Firstly, try to solve a problem only on x-axis.

This means try to implement a function F(x1, x2) that returns Poly, whose k'th coefficient is number of ways to go from x1 to x2 without visiting 0. Here, it would be convenient to assume that we can visit x2 more than one time.

Secondly, let $$$X = F(x_1, x_2)$$$, $$$X' = F(x_2, x_2)$$$, same for $$$Y$$$ and $$$Y'$$$.

Then, divide k'th coefficient of every Poly by $$$k!$$$.

Let $$$A = X \times Y$$$, $$$A' = X' \times Y'$$$

Multiply k'th coefficients of $$$A$$$ and $$$A'$$$ by $$$k!$$$. Now, one can see that $$$A_k = \sum_{i=0}^{k} X_i \times Y_{k-i} \times \binom{k}{i}$$$ =

"from $$$x_1$$$ to $$$x_2$$$ in $$$i$$$ moves" $$$\times$$$ "from $$$y_1$$$ to $$$y_2$$$ in $$$k-i$$$ moves" $$$\times$$$ "choose $$$i$$$ moves from $$$(k-i)+i$$$". Same for $$$A'$$$.

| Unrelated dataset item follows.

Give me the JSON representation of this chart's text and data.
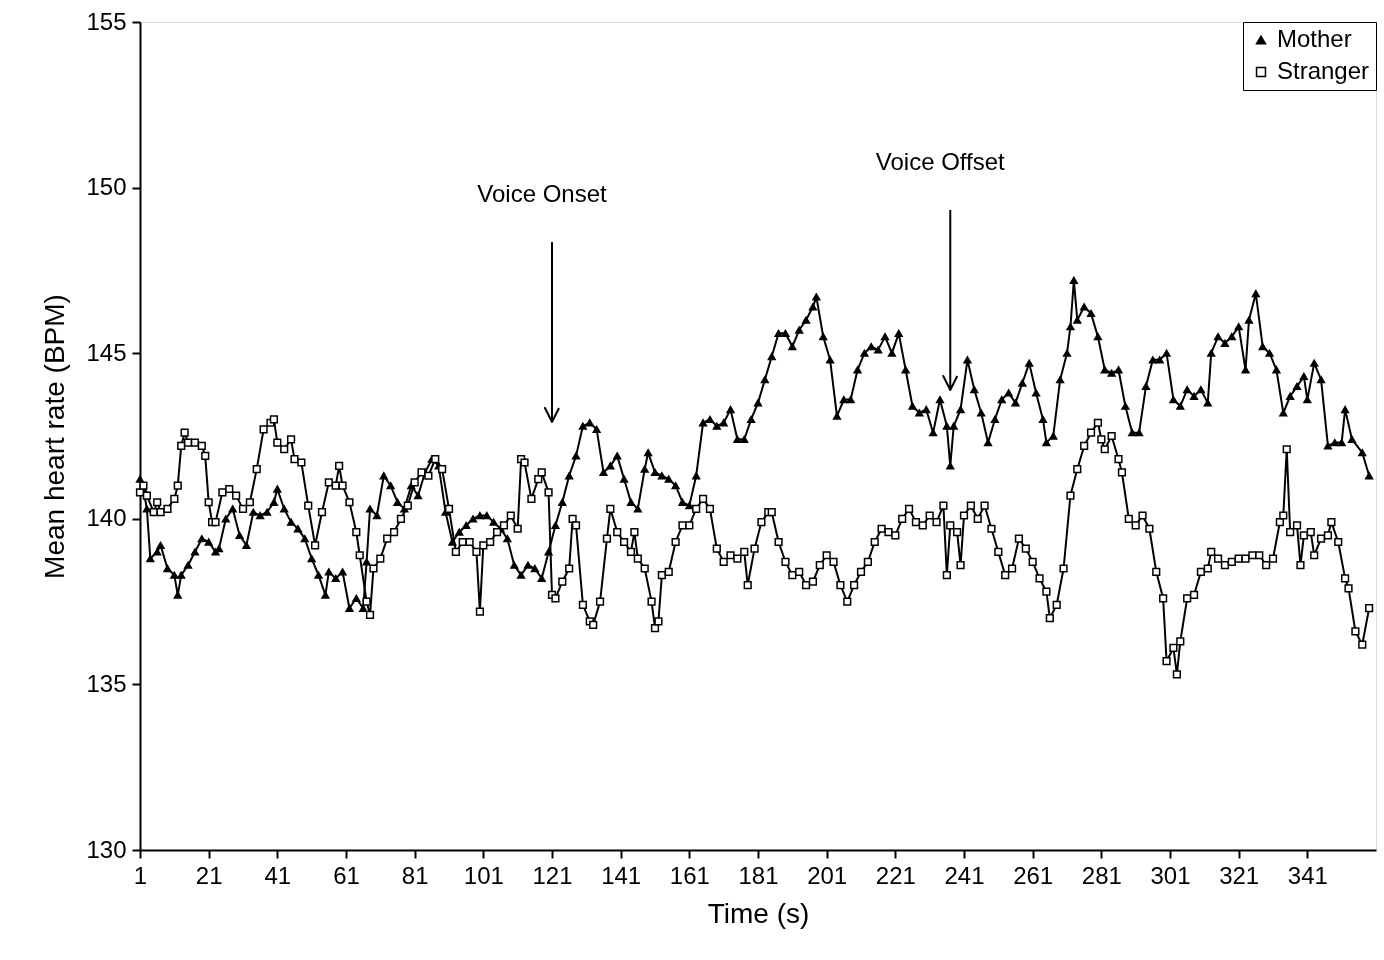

Now, the answer is just $$$A \div A'$$$, because $$$A_k$$$ is the number of ways to go from (x1, y1) to (x2, y2) in k moves, but we can visit (x2, y2) more that once, and $$$A'_k$$$ is the number of ways to go from (x2, y2) to (x2, y2) in k moves.